Monday, July 27, 2015

Syrian army fatigued but will prevail (Bashar al-Assad)

Syria’s President Bashar Assad acknowledged the shrinking ranks of his government’s army in a rare public speech Sunday, but insisted the force was still capable of beating rebel fighters. Speaking in Damascus, Assad also said any bid to end the conflict that was not based on fighting “terrorism” would be “meaningless.”

Syria’s army once had around 300,000 members, but has been roughly halved in size by deaths, defections and a rise in draft dodging, a fact that Assad acknowledged publicly Sunday.

“There is a lack of human resources” in the army, he said, addressing representatives of economic organizations in a speech broadcast live on Syrian state television. “The problem facing the military is not related to planning but to fatigue,” he added.

“It is normal that an army gets tired, but there’s a difference between fatigue and defeat,” Assad insisted.

“The word defeat does not exist in the Syrian army’s dictionary,” he added, telling the audience that “collapse” was not on the cards. “We will resist and we will win.”

The rare public acknowledgement of weakness comes amid growing concern in Damascus about the state of the country’s armed forces.

In early July, a campaign was launched to encourage citizens to join the army, with billboards going up around the capital.

The government has also regularly urged Syrians to perform their military service and Saturday Assad decreed a conditional amnesty for army deserters and draft dodgers.

“We must take specific measures to increase [troop numbers] so they can carry out urgent missions,” Assad said. “This [amnesty] decree is to encourage deserters to rejoin the army.”

The amnesty does not extend to defectors who left the army to join the uprising against the government.

Assad’s speech comes after several months of setbacks for his government, which faces opponents including ISIS fighters, Al-Qaeda-affiliated militants and other rebel groups.

In recent months, government forces have been pushed out of almost all of the northwestern province of Idlib, as well as losing the ancient city of Palmyra.

“There were areas where we wanted to show our commitment,” Assad said. “But the army cannot be on every part of the territory.”

He appeared to acknowledge that his government was being forced to concentrate on holding territory it considers a priority over other areas.

“Sometimes we concentrate our arsenal and the army in an important area, but that comes at the expense of other areas, which become weaker,” he acknowledged. “We are obliged in certain circumstances to abandon regions in order to move troops to regions that we want to hold on to.”

Experts say Assad’s government has realized it cannot hold all of Syria and is concentrating on the areas it considers vital.

Those include Damascus, the central cities of Homs and Hama, and the coastal areas that include the president’s heartland.

The Syrian conflict has proved stubbornly resistant to several rounds of peace talks, and the efforts of three U.N. envoys.

The U.N. envoy for Syria, Staffan de Mistura, is due to address the Security Council next week on consultations he has held with combatants and other parties involved in the war.

Syria’s opposition insists Assad must step down under any political deal, and his government says the focus of negotiations must be tackling “terrorism,” a term the regime uses for all those who oppose it.

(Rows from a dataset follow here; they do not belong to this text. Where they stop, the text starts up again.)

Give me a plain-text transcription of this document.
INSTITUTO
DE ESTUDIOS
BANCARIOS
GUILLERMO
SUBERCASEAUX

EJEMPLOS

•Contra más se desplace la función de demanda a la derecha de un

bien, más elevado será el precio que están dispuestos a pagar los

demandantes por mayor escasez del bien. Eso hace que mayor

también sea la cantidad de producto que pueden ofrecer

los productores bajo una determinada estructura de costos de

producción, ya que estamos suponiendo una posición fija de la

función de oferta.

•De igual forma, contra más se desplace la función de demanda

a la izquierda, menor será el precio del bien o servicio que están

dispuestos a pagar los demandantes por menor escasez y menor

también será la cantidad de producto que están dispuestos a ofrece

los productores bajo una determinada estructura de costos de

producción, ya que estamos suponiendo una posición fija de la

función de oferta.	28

Any political proposal “that is not based on the fight against terrorism would be meaningless,” Assad said.

“As long as terrorism is part of the external opposition that participates in the dialogue ... talk of a political solution will be nothing but empty words.” the Syrian leader added.

That appeared to be a reference to the Syrian National Coalition, the main opposition group in exile.

The body is backed by much of the international community, which Assad’s government accuses of supporting “terrorism” in Syria.

Assad said there were “positive” changes in Western attitudes toward Syria’s conflict, a reference to the U.S.-led airstrike campaign against ISIS. But he faulted the West because, he said, states were still classifying militants fighting him as revolutionaries rather than “terrorists.”

More than 230,000 people have been killed in Syria since the conflict began in March 2011 with anti-government protests before spiraling into a civil war after a regime crackdown.

[A version of this article appeared in the print edition of The Daily Star on July 27, 2015, on page 1.]